O sistema de vida de King Kong, é a mesma de Jack, ou seja, nada de barras ou porcentagem referentes, mas a mesma "vermelhidão" na tela e as mesmas regras já citadas, a única alteração neste ponto é o sistema de Fury. Enquanto estiver com o controle de King Kong, é possível acessar o modo Fury, que como o nome diz, deixa o macacão em fúria por alguns instantes, tornando seus golpes mais agressivos e brutais, e seguindo a onda de nada na tela a não ser o game em si, não existem barras de indicação desse modo, quando se entra em Fury, a tela se torna amarronzada e quando o Fury acaba ela volta ao normal. Entretanto, neim tudo são flores…
Apesar de o visual não ter falhas gritantes, e neste aspecto, não se ter o que reclamar, quanto o jogabilidade e ritimo do jogo, a história é outra. Esta história de não ter marcadores de nada na tela para dar maior realismo, pode até ser conceitualmente uma boa idéia, mas a verdade é que faz falta, e muito broxante não saber como Jack está de saúde, por exemplo, e de repente sofrer dois ataques muito rápido e morrer no segundo, devido ao esquema de vida usado no game, o mesmo vale, em proporções muito menores, para King Kong. Pelo o amor de Deus, aprendam logo de uma vez, todos os produtores de games do mundo, a falta de marcadores essenciais na tela é um erro violento, não deu certo em Gateway e não dará em mais nenhum game, querem maior realismo e dramaticidade? Se virem, mas deixem essa idéia boba de lado, alias, muito de lado!!!!!!!! Em Ico deu certo, porém obra de arte não se discute…
Outro fator inexplicável é King Kong ser tão frágil a golpes.

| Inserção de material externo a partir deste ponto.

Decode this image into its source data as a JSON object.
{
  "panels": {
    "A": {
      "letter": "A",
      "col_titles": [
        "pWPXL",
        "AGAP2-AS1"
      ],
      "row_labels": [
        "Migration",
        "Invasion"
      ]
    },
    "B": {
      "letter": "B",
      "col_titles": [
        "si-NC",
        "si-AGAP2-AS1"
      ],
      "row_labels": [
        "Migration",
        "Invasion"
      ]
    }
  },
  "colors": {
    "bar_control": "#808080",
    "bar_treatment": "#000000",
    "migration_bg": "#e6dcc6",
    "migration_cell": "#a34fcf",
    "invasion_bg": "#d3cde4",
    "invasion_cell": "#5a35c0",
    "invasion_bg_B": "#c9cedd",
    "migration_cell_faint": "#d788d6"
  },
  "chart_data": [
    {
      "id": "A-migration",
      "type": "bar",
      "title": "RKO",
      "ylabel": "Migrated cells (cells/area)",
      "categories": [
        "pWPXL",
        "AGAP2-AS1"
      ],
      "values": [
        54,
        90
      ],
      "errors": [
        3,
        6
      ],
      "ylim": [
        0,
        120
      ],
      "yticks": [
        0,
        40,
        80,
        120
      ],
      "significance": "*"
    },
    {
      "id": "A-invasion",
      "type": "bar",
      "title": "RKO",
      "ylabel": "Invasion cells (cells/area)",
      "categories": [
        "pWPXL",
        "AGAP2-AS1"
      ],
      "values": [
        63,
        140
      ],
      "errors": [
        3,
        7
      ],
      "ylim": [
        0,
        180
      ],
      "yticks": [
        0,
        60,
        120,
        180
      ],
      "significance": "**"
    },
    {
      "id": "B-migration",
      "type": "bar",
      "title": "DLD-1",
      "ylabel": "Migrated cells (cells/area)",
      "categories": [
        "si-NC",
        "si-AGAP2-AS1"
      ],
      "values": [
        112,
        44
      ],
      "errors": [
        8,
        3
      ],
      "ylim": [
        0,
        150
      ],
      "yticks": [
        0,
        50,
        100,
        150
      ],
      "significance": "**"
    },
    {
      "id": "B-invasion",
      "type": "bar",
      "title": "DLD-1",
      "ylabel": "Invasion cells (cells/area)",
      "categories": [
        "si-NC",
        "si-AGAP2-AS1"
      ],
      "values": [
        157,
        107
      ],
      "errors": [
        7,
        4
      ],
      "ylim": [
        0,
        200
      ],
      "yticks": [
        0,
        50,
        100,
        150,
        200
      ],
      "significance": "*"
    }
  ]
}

Apesar de ser um macaco violento, forte e ignorante, ele morre fácilmente, com poucos golpes sofridos, o que cria uma antítese no personagem, algo estranho e que, acredito, mal resolvido pela equipe de produção. Estas falhas apontadas anteriormente não seriam tão graves, se não existisse o mais grave deles, a falta de rítmo do game. Independente do personagem, ou da fase que se esteja jogando, o game dá aquela impressão de que vai pegar fogo a qualquer instante, mas que não pega, e assim ele vai até a última e melancólica fase. Uma vez vi em um filme antigo do Steven Segal a seguinte frase: “A antecipação da morte é pior do que a própria morte.” E quer saber, é verdade. É esse sentimento que King Kong dá, somente se nota que o game não vai pegar fogo, quando ele acaba, e isso é pior do que se o game fosse uma porcaria declarada, pois ninguém ia se surpreender com algo do gênero.

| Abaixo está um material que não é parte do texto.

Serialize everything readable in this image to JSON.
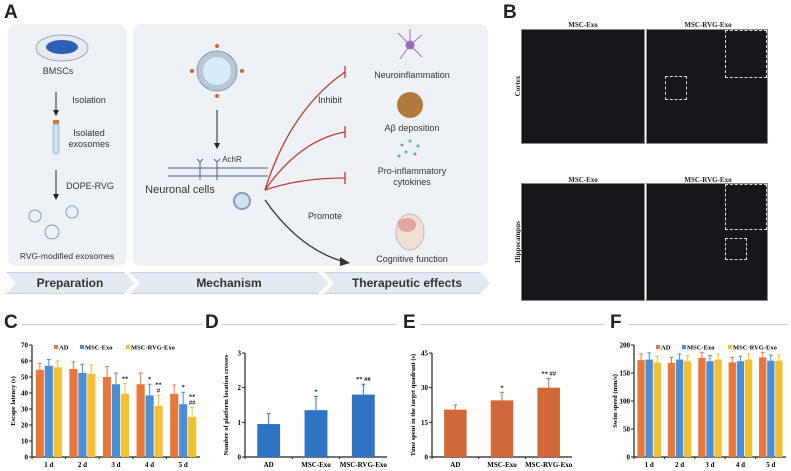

Isso foi o fator mais broxante do game, que faz com que se repare nas outras falhas de maneira mais gritante. Quanto à trilha sonora, efeitos especiais e dublagem, não se observa nada demais, mas também nada de menos, o que, irônicamente é um ponto fraco, pois estes dois elementos são severamente importantes para um game. É triste, aliás, observar que esta indiferença quanto a estes elementos se torne cada vez mais freqüente entre os games atuais, mesmo que tenhamos cada vez mais belas composições musicais no mundo do vídeo game, é algo que parece contraditório, mas observe… Peraí, isso dá uma matéria diferente não relacionada com King Kong, fica pra depois então.
Enfim, amigos e leitores da GameHall, isto resume bem o que é o game King Kong, as últimas considerações que podem ser feitas são que o game não tem nada de muito original, mas usa velhos conceitos de maneira nova, o que não o dá uma cara de cópia, ou de obsoleto, e também vale lembrar que o game segue exatamente os mesmos passos do filme no fator enredo, então, já que o filme foi analisado por Alucard aqui mesmo na GameHall, não vou me ater a destrinchá-lo, basta dizer que é simplista e meio sem sentido, o que será observado jogando o game.
Um amigo meu, ao ler esta análise antes de ser aficcionada ao site, alegou que eu provavelmente de mau humor quando escrevi esta matéria, porque eu malhei muito mais King Kong do que Path o Neo e no fim das contas, King Kong é melhor do que o game da série Matrix, e que eu mesmo o joguei muito mais. O que quero dizer com esta história totalmente sem sentido óbvio? Quero dizer que apesar de achar o game bem aquém do que poderia ser e que acho sim que ele como produto final não vai muito além de um caça níqueis, que é um game divertido e que por mais que tenha seus defeitos,, recomendo a todos que o experimentem.